BOTTINEAU Back in the mid-1950s, a young Michigan man just out of school was undecided what his future would hold. He was clueless.
He had grown up on a 160-acre farm. He knew the corn needed cultivating and that the cows needed to be milked. He loved the farm but more than the soil was being cultivated.
His mind was in a stir. It was late June and a decision had to be made. What did the future hold for this young man named David Hayes?
Article Photos

Terry Goehring, administrator of Good Samaritan Society in Bottineau, left, and the Rev. David Hayes review some paperwork Sept. 26 in Goehring’s office.
Loretta Johnson/MDN
The answer came when he was cultivating the field of corn. He decided that he was going to go to Bible school and that school would be the Grand Rapids Baptist Theological Seminary and Bible Institute. Hayes started his studies there in September 1954.
Assignments
He left the institution as the Rev. David Hayes and began a life of serving others. His first assignment was to First Baptist Church in New Lisbon, Wis., where he was a youth pastor from 1961 to 1965.

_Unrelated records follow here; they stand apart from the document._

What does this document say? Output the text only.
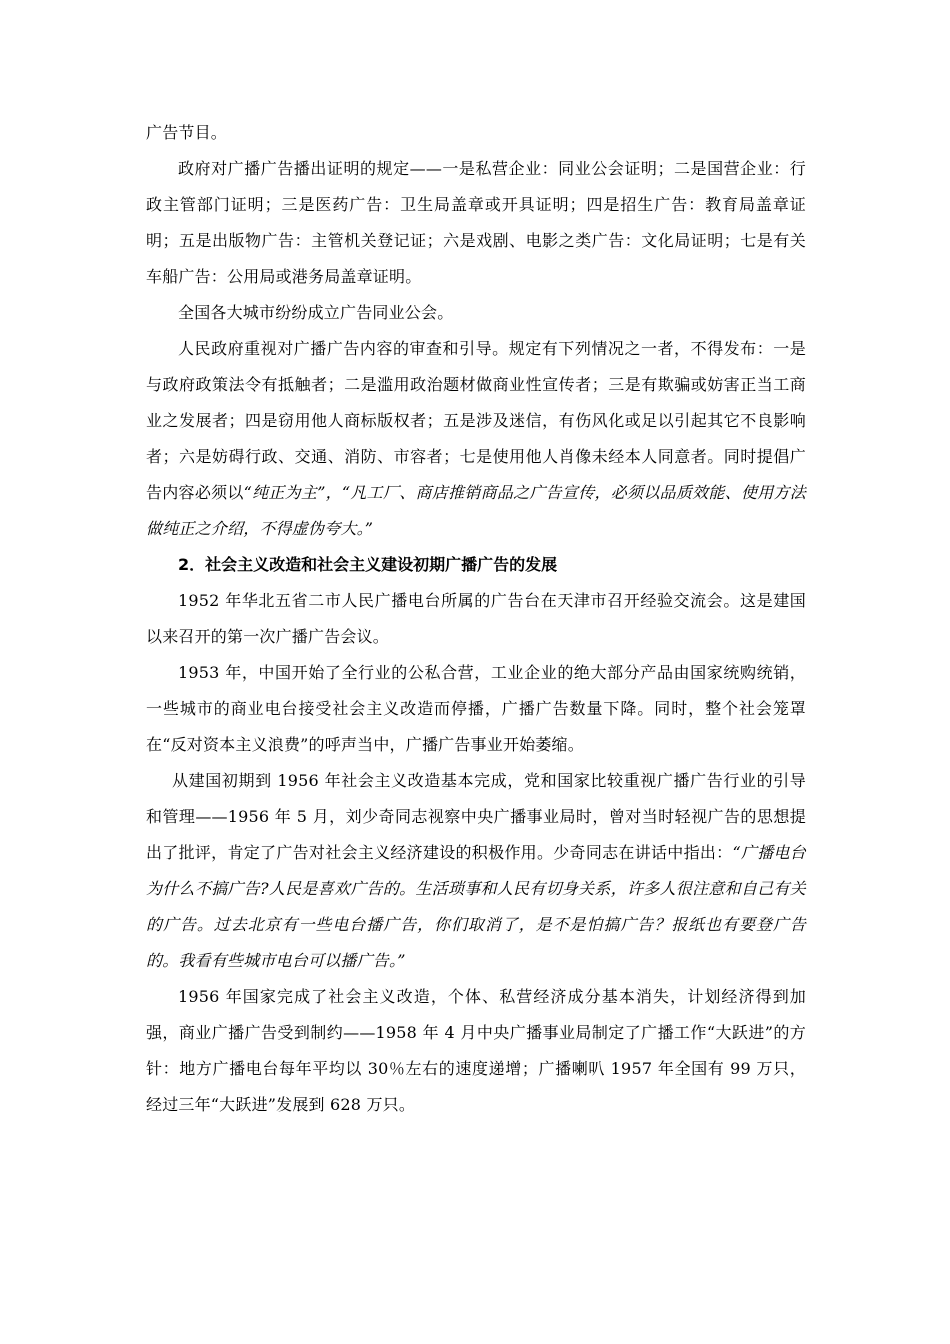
广告节目。

政府对广播广告播出证明的规定——一是私营企业：同业公会证明；二是国营企业：行政主管部门证明；三是医药广告：卫生局盖章或开具证明；四是招生广告：教育局盖章证明；五是出版物广告：主管机关登记证；六是戏剧、电影之类广告：文化局证明；七是有关车船广告：公用局或港务局盖章证明。

全国各大城市纷纷成立广告同业公会。

人民政府重视对广播广告内容的审查和引导。规定有下列情况之一者，不得发布：一是与政府政策法令有抵触者；二是滥用政治题材做商业性宣传者；三是有欺骗或妨害正当工商业之发展者；四是窃用他人商标版权者；五是涉及迷信，有伤风化或足以引起其它不良影响者；六是妨碍行政、交通、消防、市容者；七是使用他人肖像未经本人同意者。同时提倡广告内容必须以“纯正为主”，“凡工厂、商店推销商品之广告宣传，必须以品质效能、使用方法做纯正之介绍，不得虚伪夸大。”

2．社会主义改造和社会主义建设初期广播广告的发展

1952 年华北五省二市人民广播电台所属的广告台在天津市召开经验交流会。这是建国以来召开的第一次广播广告会议。

1953 年，中国开始了全行业的公私合营，工业企业的绝大部分产品由国家统购统销，一些城市的商业电台接受社会主义改造而停播，广播广告数量下降。同时，整个社会笼罩在“反对资本主义浪费”的呼声当中，广播广告事业开始萎缩。

从建国初期到 1956 年社会主义改造基本完成，党和国家比较重视广播广告行业的引导和管理——1956 年 5 月，刘少奇同志视察中央广播事业局时，曾对当时轻视广告的思想提出了批评，肯定了广告对社会主义经济建设的积极作用。少奇同志在讲话中指出：“广播电台为什么不搞广告?人民是喜欢广告的。生活琐事和人民有切身关系，许多人很注意和自己有关的广告。过去北京有一些电台播广告，你们取消了，是不是怕搞广告？报纸也有要登广告的。我看有些城市电台可以播广告。”

1956 年国家完成了社会主义改造，个体、私营经济成分基本消失，计划经济得到加强，商业广播广告受到制约——1958 年 4 月中央广播事业局制定了广播工作“大跃进”的方针：地方广播电台每年平均以 30％左右的速度递增；广播喇叭 1957 年全国有 99 万只，经过三年“大跃进”发展到 628 万只。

Following calls to serve others led him to his first pastoral position at First Baptist Church in Necedah, Wis., in 1964. From there he went on to serve as a missionary pastor at the Wah-Bun Chapel in Ponemah, Minn. He remained there from 1965 to 1982.
Other calls to serve found Hayes moving to Northome, Minn., in 1968, and to Waskish, Minn., in 1976. He served parishioners of Pitt Community Church in Pitt, Minn., for a time in 1982 before moving to North Dakota.
Hayes was pastor of Turtle Mountain Alliance Indian Church, north of Dunseith, from 1982 until 2002, and has served as pastor of First Baptist Church in Bottineau since 1983. He has been the chaplain, and sometimes been the bus driver, for Good Samaritan Society in Bottineau since 2002.
Fifty years as a pastor. "Isn't that something," Hayes said, with a relaxed smile. "I got started as a youth pastor at First Baptist Church in New Lisbon."
Many changes
Through the years there have been many changes. People, churches everything has changed so much, especially the music, Hayes said. "I like to call it 7-11 music. It's seven words repeated 11 times. The words are good, but there's so little melody in it and there's very little meaning in it. It's a combination of a lot of chords and things like that," he said. "Not all of it, though," he stressed. "There's some beautiful new music that is fantastic, but so much of it is called music but it is hard to sing there's no tune, there's no melody."
When it comes to families there is a big difference too.
"When I started in 1961 it was basically regular families. Now morality has slipped so badly. They call anything and everything a family," he said with disappointment in his voice.
Hayes said he struggled with that for a while and then changed his outlook on many of the issues and is now generally satisfied with how things are.
"When you go to seminary they give you a lot of stuff that nobody ever asks about but the real practical stuff they never talk about," he chuckled. "Some of what I learned there was good, but much of it was a total waste of time. People deal with real things in their lives and really don't care about the theological things of it, but it is good for the pastor to have a solid foundation."
Good, tough times
There have been some really, really tough times for Hayes and some times when miracles truly occurred.
During one period of his ministry the average attendance at Sunday services in July was two to three people and the offering for the entire month was $1.63. "That's discouraging," Hayes said.
"There's a verse in the Book of Acts when Apostle Paul was having some rough times, and he said, 'The Lord stood by me.' I had some things happen one summer that I just couldn't believe how I really felt like no other time ever that the Lord had stood by me," he said with a choked-up voice.
Miracle nights
He fondly remembers the time when a three-day anniversary of the unorganized church at Ponemah was celebrated in 1978.
The dates were set in January for a celebration in July and "you never know what the weather will be like six months down the road," Hayes said. When time for the celebration came there were horrible storms in the area during the daytime hours but each evening the skies were clear and there was a gentle breeze, providing for an absolutely perfect evening. "If you could order weather, it would be the kind of weather you would order," he added.
Hayes said the most remarkable of all the events he witnessed was during the celebration when banks of clouds drifted by and covered the moon each evening to provide darkness when it was time for showing the movie, "The Ten Commandments."
"Two nights in a row the clouds drifted by and then left after the movie was done. There were people who saw this. When the third night came along, I thought, 'This is strange. Two nights in a row this has happened, I can't possibly hope for the third night.' You can talk about miracles but it is very hard to believe in them. It's one thing to be in front, preaching about what happened more than 2,000 years ago but to think that a miracle can happen now is when we hedge our faith and say this is the 21st century, stuff like this doesn't happen."
But good things continued to happen for Hayes. In 2002, he went to visit someone in jail and came home with a son. "My, what a blessing,"?Hayes said with joy.
Hayes has many recollections of his years of being a pastor and has no regrets about his choice made more than 50 years ago.
"I was brought up that the Bible is the standard you go by, and I'm still glad to proclaim it in the way it was meant to be proclaimed."